Open barrybecker4 opened 5 years ago
Here you can find more about MASS_V3 FastestSimilaritySearch
Thanks. I just read the version 3 Matlab implementation. In version 3, the series is broken up and processed in chunks of length k. Is the idea that each of these chunks can be processed in a different thread? I am trying to create a Spark implementation, and the challenge that I face is that the advantage of Spark multi-node processing will be lost if I cannot find a way to partition the data. Do you know of any Spark implementations that are out there? I'm not even sure how Mass v3 can be run on a GPU. Does v3 run faster thatn v2 in Matlab? How much faster?
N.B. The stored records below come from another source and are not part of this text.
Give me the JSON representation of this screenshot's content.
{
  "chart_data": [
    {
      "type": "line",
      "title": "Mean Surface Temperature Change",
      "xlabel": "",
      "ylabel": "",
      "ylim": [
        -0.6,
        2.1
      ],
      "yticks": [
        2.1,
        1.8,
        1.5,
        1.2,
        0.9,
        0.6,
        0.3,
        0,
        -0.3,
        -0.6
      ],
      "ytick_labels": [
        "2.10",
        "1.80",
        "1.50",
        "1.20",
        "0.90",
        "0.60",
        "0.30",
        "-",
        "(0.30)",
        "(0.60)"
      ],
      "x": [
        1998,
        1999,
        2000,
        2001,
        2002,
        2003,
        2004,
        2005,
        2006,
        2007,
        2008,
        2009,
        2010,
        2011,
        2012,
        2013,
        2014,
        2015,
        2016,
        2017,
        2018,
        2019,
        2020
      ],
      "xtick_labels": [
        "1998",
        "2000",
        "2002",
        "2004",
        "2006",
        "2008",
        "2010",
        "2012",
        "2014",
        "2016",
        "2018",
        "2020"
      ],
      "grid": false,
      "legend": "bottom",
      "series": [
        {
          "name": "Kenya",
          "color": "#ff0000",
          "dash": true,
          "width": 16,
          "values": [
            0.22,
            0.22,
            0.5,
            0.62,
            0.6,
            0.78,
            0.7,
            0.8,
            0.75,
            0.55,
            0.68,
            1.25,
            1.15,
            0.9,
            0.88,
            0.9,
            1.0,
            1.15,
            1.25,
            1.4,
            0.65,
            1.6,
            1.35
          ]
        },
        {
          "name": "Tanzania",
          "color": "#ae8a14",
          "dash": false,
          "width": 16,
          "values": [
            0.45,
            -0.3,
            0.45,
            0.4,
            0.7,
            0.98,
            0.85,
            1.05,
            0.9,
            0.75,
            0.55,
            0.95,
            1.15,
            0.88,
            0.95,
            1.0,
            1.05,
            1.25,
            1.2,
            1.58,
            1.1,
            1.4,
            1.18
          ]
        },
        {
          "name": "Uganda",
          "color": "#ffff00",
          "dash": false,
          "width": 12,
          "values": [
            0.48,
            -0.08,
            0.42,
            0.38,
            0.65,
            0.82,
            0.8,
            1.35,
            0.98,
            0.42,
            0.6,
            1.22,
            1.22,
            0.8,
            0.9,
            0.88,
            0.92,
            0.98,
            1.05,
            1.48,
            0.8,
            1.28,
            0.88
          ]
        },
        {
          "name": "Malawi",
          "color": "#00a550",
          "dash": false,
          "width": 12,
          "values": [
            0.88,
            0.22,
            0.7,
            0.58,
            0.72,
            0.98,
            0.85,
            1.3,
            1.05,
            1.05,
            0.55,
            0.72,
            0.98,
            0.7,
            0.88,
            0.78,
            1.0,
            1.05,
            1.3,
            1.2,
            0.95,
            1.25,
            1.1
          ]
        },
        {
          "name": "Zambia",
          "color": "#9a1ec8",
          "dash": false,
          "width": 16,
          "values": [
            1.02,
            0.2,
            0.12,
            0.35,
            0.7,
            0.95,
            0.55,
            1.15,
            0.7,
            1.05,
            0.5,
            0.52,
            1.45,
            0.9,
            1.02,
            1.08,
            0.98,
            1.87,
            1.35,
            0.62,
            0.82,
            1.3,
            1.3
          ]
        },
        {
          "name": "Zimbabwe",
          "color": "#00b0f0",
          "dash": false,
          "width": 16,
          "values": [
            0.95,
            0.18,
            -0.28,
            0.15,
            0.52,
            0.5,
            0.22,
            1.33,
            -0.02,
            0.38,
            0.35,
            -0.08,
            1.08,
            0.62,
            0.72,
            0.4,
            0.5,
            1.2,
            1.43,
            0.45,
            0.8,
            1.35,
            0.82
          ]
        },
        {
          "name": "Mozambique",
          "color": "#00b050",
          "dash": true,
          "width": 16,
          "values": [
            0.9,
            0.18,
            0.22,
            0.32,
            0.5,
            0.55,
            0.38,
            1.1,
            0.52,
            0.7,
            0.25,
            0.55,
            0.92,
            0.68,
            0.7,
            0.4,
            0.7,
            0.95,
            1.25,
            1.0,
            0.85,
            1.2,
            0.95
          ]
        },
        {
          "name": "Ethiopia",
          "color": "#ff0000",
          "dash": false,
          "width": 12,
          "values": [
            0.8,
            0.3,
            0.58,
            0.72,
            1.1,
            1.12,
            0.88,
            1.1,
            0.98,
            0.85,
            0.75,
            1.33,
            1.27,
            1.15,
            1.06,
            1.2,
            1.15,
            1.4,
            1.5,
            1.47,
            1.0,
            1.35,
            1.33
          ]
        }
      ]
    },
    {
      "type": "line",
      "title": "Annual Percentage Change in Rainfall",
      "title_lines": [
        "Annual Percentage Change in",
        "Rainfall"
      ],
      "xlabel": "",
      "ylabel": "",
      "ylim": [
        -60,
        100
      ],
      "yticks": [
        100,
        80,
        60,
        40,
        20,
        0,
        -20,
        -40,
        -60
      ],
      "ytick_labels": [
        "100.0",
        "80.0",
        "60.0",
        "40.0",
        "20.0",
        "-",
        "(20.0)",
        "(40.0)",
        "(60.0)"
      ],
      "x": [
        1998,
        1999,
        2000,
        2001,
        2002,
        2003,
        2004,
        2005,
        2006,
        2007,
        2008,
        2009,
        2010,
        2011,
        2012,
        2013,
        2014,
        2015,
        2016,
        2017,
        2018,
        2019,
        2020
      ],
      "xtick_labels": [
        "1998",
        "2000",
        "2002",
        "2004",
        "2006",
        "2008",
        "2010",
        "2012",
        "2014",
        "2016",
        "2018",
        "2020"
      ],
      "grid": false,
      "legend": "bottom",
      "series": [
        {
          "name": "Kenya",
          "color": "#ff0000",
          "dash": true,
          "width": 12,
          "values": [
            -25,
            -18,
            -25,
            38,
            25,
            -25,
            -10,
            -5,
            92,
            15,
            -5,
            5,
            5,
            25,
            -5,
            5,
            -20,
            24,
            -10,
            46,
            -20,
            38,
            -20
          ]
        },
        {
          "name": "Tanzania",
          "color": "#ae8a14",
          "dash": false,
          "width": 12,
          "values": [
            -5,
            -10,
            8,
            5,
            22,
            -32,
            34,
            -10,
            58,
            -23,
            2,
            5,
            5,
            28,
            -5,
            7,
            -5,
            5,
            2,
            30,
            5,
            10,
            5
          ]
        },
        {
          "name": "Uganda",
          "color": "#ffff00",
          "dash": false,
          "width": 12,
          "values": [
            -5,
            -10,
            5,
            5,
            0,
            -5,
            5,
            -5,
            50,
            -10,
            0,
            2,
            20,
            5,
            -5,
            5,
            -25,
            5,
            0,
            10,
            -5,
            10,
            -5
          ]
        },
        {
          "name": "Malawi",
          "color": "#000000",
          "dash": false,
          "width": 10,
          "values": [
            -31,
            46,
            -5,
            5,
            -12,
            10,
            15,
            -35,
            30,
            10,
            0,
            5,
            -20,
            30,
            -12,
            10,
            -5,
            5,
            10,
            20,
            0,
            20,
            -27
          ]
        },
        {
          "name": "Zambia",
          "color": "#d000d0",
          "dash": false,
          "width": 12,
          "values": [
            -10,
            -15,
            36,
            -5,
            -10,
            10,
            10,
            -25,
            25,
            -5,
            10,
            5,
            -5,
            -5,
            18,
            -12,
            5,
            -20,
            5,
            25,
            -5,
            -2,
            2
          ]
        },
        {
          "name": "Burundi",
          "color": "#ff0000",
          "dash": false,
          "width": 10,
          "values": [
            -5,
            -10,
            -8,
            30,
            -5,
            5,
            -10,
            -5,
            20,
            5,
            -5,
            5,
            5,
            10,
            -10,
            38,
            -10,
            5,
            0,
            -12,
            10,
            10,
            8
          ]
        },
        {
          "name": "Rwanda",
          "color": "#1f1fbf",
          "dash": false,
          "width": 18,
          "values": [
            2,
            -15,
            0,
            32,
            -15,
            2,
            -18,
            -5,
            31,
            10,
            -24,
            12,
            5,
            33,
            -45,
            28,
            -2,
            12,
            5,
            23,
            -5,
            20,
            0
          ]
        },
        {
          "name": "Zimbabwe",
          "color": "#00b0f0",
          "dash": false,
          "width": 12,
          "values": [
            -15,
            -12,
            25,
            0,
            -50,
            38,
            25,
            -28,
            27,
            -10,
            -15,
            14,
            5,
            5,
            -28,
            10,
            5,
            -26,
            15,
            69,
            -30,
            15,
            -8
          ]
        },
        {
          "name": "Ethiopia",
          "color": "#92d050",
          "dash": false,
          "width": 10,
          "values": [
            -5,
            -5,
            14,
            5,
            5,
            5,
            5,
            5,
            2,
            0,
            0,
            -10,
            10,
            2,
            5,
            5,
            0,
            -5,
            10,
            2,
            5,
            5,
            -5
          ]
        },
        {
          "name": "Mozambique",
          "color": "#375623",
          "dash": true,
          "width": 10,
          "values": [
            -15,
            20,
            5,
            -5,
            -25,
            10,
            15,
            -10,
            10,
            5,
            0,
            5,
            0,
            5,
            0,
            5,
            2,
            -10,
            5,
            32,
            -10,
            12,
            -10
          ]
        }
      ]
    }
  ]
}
Is the idea that each of these chunks can be processed in a different thread ?
I am not sure about that. I know that STOMP algorithm is parallelizable, so if you want to speed up the process and keep the advantages of Spark multi-node processing you may have to start from there.
Does v3 run faster than v2 in Matlab?How much faster?
Here is a graph (from the original paper and presentation) that answers your question.
Do you know of any Spark implementation that are out there?
I think that there is no Spark implementation of Matrix Profile or MASS algorithms. According to this presentation distributed Matrix Profile for horizontal scalability is open problem. I am going to test how to implement Matrix Profile in spark-scala environment so i will let you know if I find anything interesting.
@ensozos, From you comment in #11, we should speed up the execution of MPdistance by replacing MASS v2 with MASS v3 algorithm. Do you have a reference for it?